From ee95f69065c2ad2a4c86eb41b7e1ee432f65fb33 Mon Sep 17 00:00:00 2001
From: dylan <58234511@qq.com>
Date: Sun, 2 Oct 2022 13:38:20 +0800
Subject: [PATCH] 1

---
 jd_comment.py | 86 ++++++++++++++++++++++++++++++---------------------
 jdspider.py   | 44 ++++++++++++++++++--------
 2 files changed, 81 insertions(+), 49 deletions(-)

diff --git a/jd_comment.py b/jd_comment.py
index 08bf8db..82564c8 100644
--- a/jd_comment.py
+++ b/jd_comment.py
@@ -1,7 +1,12 @@
 # -*- coding: utf-8 -*-
-# @Time : 2022/2/8 20:50
-# @Author : @qiu-lzsnmb and @Dimlitter
-# @File : auto_comment_plus.py
+# 自动带图评价、追评、服务评价，需电脑端CK
+# @Time : 2022/10/2 
+# @Author : @qiu-lzsnmb and @Dimlitter @Dylan
+# @File : auto_comment.py
+'''
+new Env('自动评价');
+8 8 2 10 * https://raw.githubusercontent.com/6dylan6/auto_comment/main/jd_comment.py
+'''
 
 import argparse
 import copy
@@ -10,12 +15,24 @@ import os
 import random
 import sys
 import time
-
-import jieba  # just for linting
-import jieba.analyse
 import requests
-import yaml
-from lxml import etree
+
+try:
+    import jieba  # just for linting
+    import jieba.analyse
+    #import yaml
+    from lxml import etree
+except:
+    os.system('pip3 install lxml &> /dev/null')

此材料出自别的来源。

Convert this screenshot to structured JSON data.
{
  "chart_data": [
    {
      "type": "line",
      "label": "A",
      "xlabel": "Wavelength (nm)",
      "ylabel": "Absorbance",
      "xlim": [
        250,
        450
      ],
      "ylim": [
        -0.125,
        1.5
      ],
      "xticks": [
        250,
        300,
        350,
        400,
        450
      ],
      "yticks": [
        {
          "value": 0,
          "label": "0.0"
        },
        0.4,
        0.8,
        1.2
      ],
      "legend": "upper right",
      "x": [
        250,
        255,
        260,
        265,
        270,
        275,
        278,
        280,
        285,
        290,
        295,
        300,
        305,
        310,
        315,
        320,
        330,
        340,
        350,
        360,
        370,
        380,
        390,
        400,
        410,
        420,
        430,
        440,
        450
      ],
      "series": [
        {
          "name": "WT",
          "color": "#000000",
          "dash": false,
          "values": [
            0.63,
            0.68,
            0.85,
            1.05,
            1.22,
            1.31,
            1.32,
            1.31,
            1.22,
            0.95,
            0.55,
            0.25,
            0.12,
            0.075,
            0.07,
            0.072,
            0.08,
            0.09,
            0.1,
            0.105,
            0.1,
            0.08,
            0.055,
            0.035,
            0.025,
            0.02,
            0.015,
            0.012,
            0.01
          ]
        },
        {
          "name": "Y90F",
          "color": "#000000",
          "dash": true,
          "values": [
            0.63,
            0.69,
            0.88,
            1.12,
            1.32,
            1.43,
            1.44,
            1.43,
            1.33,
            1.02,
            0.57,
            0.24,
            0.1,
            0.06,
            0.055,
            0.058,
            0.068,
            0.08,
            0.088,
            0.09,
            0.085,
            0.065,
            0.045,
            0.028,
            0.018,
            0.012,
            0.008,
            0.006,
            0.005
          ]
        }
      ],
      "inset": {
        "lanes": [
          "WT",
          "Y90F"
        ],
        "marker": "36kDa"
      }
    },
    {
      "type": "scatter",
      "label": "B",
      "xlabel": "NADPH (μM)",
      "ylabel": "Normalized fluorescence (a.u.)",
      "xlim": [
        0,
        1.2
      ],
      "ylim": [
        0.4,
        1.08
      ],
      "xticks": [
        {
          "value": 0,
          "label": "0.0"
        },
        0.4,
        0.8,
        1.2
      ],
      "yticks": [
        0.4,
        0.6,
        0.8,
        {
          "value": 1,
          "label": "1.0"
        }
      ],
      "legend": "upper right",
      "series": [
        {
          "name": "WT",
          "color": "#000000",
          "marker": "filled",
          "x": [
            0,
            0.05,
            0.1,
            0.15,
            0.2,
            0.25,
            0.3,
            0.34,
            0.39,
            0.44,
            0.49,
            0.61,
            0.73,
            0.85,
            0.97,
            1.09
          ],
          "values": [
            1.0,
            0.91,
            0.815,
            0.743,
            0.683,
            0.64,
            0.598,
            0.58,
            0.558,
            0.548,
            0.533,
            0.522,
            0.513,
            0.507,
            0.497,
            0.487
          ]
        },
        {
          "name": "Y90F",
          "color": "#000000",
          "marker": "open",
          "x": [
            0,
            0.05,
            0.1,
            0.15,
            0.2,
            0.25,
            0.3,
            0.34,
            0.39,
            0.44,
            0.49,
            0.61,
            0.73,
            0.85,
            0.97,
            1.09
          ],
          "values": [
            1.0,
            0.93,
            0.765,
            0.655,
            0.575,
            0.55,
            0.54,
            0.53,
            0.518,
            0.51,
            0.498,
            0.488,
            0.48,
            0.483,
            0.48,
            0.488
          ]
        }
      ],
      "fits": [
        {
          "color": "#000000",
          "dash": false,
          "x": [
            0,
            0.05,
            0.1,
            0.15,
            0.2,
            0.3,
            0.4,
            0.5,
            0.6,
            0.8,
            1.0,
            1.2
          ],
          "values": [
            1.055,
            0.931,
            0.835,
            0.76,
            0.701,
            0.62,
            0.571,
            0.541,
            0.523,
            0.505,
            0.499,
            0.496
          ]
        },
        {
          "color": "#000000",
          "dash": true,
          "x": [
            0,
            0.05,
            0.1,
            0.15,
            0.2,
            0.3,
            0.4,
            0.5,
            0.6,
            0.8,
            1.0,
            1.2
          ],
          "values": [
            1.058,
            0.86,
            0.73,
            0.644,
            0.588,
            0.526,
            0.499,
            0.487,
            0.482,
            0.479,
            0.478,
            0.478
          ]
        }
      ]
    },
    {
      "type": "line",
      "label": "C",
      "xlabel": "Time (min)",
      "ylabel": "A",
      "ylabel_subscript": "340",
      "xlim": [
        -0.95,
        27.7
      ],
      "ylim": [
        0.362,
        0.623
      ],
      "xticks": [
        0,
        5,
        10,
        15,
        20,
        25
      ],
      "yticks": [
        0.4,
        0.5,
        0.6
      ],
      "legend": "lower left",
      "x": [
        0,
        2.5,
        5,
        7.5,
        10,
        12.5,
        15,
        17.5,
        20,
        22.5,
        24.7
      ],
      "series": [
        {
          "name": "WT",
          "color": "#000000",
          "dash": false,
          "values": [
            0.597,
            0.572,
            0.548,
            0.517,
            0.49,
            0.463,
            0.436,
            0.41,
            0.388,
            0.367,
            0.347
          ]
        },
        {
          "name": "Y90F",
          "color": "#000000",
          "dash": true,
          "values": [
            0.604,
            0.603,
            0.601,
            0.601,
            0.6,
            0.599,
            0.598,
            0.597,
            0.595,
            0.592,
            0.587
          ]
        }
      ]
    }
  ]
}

+    os.system('pip3 install jieba &> /dev/null')
+    os.system('pip3 install zhon &> /dev/null')
+    import jieba  # just for linting
+    import jieba.analyse
+    #import yaml
+    from lxml import etree
+
+
+
 
 import jdspider
 
@@ -95,7 +112,7 @@ def generation(pname, _class=0, _type=1, opts=None):
     for i, item in enumerate(items):
         opts['logger'].debug('Loop: %d / %d', i + 1, loop_times)
         opts['logger'].debug('Current item: %s', item)
-        spider = jdspider.JDSpider(item)
+        spider = jdspider.JDSpider(item,ck)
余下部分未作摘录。